With manufacturing on their doorstep, and decades of industry expertise close at hand, locally based designers have an advantage to create, produce and dispatch from one base. Designers and brands are using Hong Kong as a distribution centre, buying office, and marketing centre for the Asian region, according to Mr Lee, whose designs are available at Fred Segal.

For Fiona Kotur, being close to where her lines are manufactured has been valuable. Ms Kotur produces luxury bags out of Hong Kong stocked by top department stores, including Harrods in London and Bloomingdales and Bergdorf Goodman in the US. She calls her company an “American brand based in Hong Kong."

“From a product perspective, living in Hong Kong, with close proximity to manufacturing, has allowed me to react and respond quickly to customer feedback and market demands,” Ms Kotur says. “Building a brand through assortment and merchandising has been very effective.” She adds that while brand-building may have been easier if she resided in the US, where her main distribution network lies, spending more on a good public relations company in the US has helped her overcome this challenge.

Catalyst for Change

Chinese mainland designer Shi Jie
with models wearing his designs
at Paris Fashion Week
In the nine years since arriving in Hong Kong, Ms Kotur says she has noticed a leap in creativity. “I think the largest catalyst for change has come through the emergence of the Hong Kong art market.
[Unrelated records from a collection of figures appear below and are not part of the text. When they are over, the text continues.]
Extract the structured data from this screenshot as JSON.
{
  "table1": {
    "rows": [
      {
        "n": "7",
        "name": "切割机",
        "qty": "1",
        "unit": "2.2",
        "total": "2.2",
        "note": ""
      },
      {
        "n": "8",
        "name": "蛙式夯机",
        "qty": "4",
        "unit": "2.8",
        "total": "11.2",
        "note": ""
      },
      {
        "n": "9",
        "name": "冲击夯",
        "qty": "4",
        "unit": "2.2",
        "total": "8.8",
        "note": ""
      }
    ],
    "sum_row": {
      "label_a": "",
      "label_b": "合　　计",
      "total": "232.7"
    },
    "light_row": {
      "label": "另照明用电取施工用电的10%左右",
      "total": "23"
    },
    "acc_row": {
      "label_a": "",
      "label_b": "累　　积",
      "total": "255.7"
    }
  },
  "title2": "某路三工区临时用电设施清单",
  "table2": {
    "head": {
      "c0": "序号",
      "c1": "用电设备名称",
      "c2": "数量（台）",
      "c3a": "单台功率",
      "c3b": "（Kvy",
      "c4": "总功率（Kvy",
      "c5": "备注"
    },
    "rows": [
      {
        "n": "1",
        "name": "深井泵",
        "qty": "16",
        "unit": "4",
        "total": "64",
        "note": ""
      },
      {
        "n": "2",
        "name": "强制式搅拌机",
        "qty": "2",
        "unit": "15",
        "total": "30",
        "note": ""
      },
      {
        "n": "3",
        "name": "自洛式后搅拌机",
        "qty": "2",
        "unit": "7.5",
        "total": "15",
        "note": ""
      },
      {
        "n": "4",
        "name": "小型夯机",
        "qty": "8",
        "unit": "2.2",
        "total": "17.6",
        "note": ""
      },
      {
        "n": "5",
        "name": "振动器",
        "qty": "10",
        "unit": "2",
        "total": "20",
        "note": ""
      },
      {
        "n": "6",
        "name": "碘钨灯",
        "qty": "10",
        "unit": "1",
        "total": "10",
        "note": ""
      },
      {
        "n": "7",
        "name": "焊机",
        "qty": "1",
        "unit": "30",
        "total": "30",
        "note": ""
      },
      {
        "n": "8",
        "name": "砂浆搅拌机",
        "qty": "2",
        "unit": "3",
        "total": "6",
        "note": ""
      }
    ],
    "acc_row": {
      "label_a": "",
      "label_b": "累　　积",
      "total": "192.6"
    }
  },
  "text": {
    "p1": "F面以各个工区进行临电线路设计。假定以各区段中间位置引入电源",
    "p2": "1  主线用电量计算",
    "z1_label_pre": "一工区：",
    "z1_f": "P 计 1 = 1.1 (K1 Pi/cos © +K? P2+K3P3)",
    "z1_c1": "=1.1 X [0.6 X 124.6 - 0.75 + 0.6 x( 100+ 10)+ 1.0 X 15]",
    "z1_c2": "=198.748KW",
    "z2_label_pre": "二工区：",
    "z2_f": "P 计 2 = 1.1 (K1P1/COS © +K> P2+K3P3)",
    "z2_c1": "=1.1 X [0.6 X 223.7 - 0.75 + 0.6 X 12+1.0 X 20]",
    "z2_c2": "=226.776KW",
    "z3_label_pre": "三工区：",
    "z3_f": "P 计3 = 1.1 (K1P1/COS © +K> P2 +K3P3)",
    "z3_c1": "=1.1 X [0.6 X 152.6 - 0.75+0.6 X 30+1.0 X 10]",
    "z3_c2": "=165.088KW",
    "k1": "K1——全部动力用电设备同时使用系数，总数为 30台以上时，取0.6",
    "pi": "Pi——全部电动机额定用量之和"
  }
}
The Art Fair [held annually in May] is a significant international event, together with Christie’s auction and all the other gallery happenings that week. Design is part of the larger picture of a creative movement that is slowly occurring in Hong Kong. It's an exciting time to be here,” she says.

Pak Man Lee agrees that the art market is speeding change. “China wasn't known for art back in the 1970s, and now Chinese contemporary is one of the major categories in the art world. It is a social norm that fashion follows art and music, so guess what buyers or retailers are looking for now?” he says.

Surprising Paris

What many emerging designers crave are outlets to hone and present their talent. Support at home seems to be mounting. Earlier this year, one of Hong Kong’s upscale malls, K11, which brands itself as an art and retail space, took three Chinese mainland designers – Shi Jie, Masha Ma and Jin Chongyu – to Paris Fashion Week.

“The Chinese new collections, with no doubt, surprised Paris and the world,” says Iris Ng, Marketing Manager of K11. “Hundreds of guests in art, fashion and media joined.” The event was widely reported by local and international fashion press, and the mall, which partnered with organisers of the Fédération Française de la Couture Fashion Week for the event, is planning to run a similar outing in October.

Establishing a fashion school in Hong Kong would be one way to provide constant and substantial report, designers say. The prestigious US-based Savannah College of Art and Design opened in Hong Kong last year. If Pak Man Lee is correct, fashion will follow art.